Black clergy, women religious, seminarians mark history, celebrate
The joint conference of the national organizations for black Catholic clergy, women religious, seminarians and deacons finally made its first stop in Baltimore, a city noted for several firsts on the road to equality in the faith.
The annual conference brings together members of the National Black Catholic Clergy Caucus, the National Black Sisters' Conference, the National Black Catholic Seminarians Association and the National Association of Black Catholic Deacons. The Black Catholic Clergy Caucus was founded in 1968, followed in turn by the other groups. They began meeting jointly because of their commonalities.

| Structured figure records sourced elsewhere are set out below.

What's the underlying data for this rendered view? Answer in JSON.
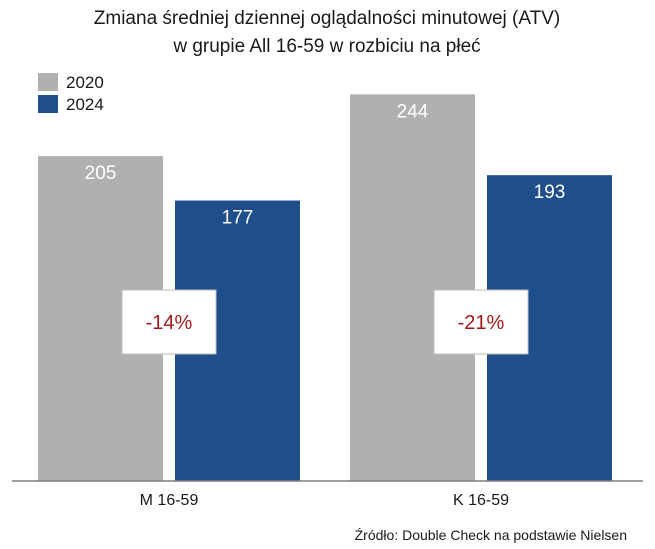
{
  "chart_data": {
    "type": "bar",
    "title_lines": [
      "Zmiana średniej dziennej oglądalności minutowej (ATV)",
      "w grupie All 16-59 w rozbiciu na płeć"
    ],
    "categories": [
      "M 16-59",
      "K 16-59"
    ],
    "series": [
      {
        "name": "2020",
        "values": [
          205,
          244
        ],
        "color": "#b0b0b0"
      },
      {
        "name": "2024",
        "values": [
          177,
          193
        ],
        "color": "#1f4e8c"
      }
    ],
    "changes": [
      "-14%",
      "-21%"
    ],
    "change_color": "#a11a1a",
    "legend_position": "top-left",
    "ylim": [
      0,
      260
    ],
    "grid": false,
    "xlabel": "",
    "ylabel": ""
  },
  "source": "Źródło: Double Check na podstawie Nielsen"
}
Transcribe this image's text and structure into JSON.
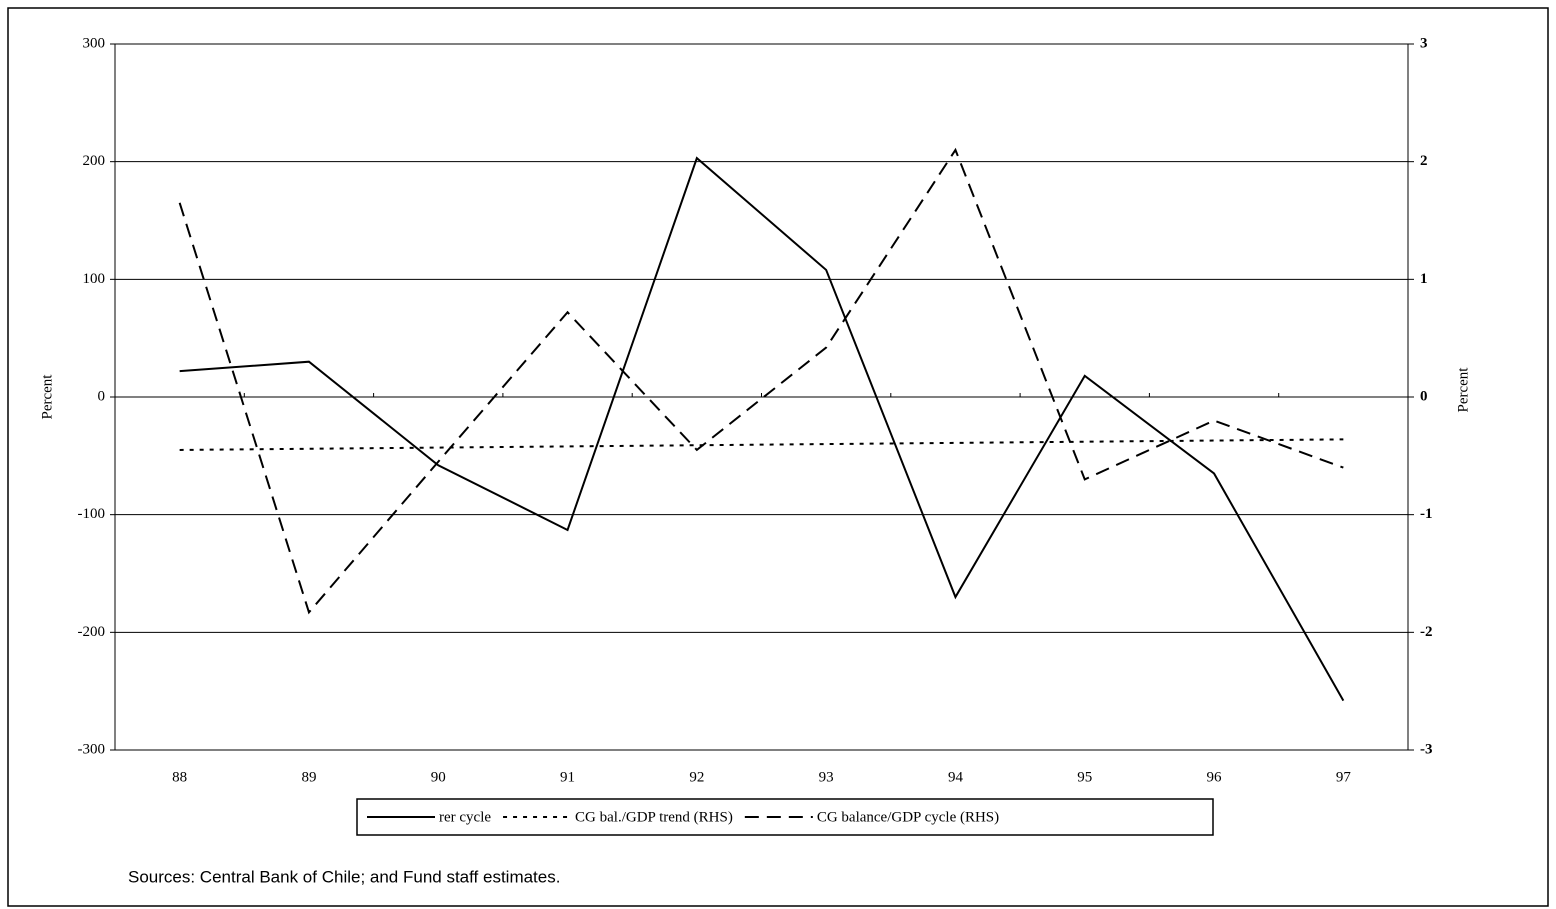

One of this year's attendees, Sr. Beulah Martin, a Sister of the Blessed Sacrament, didn't wait for the formal opening of the July 20-24 gathering to soak up some of that Baltimore history.
Beulah was among the more than 100 priests, deacons, seminarians and religious women from around the nation at a July 22 Mass at Historic St. Francis Xavier, the first black Catholic church in the United States.
It was her 10th day in town, as Beulah had spent her annual retreat at the motherhouse of the Oblate Sisters of Providence, who in 1829 were founded by Mother Mary Lange, a candidate for sainthood, as the first community for sisters of African descent in the U.S.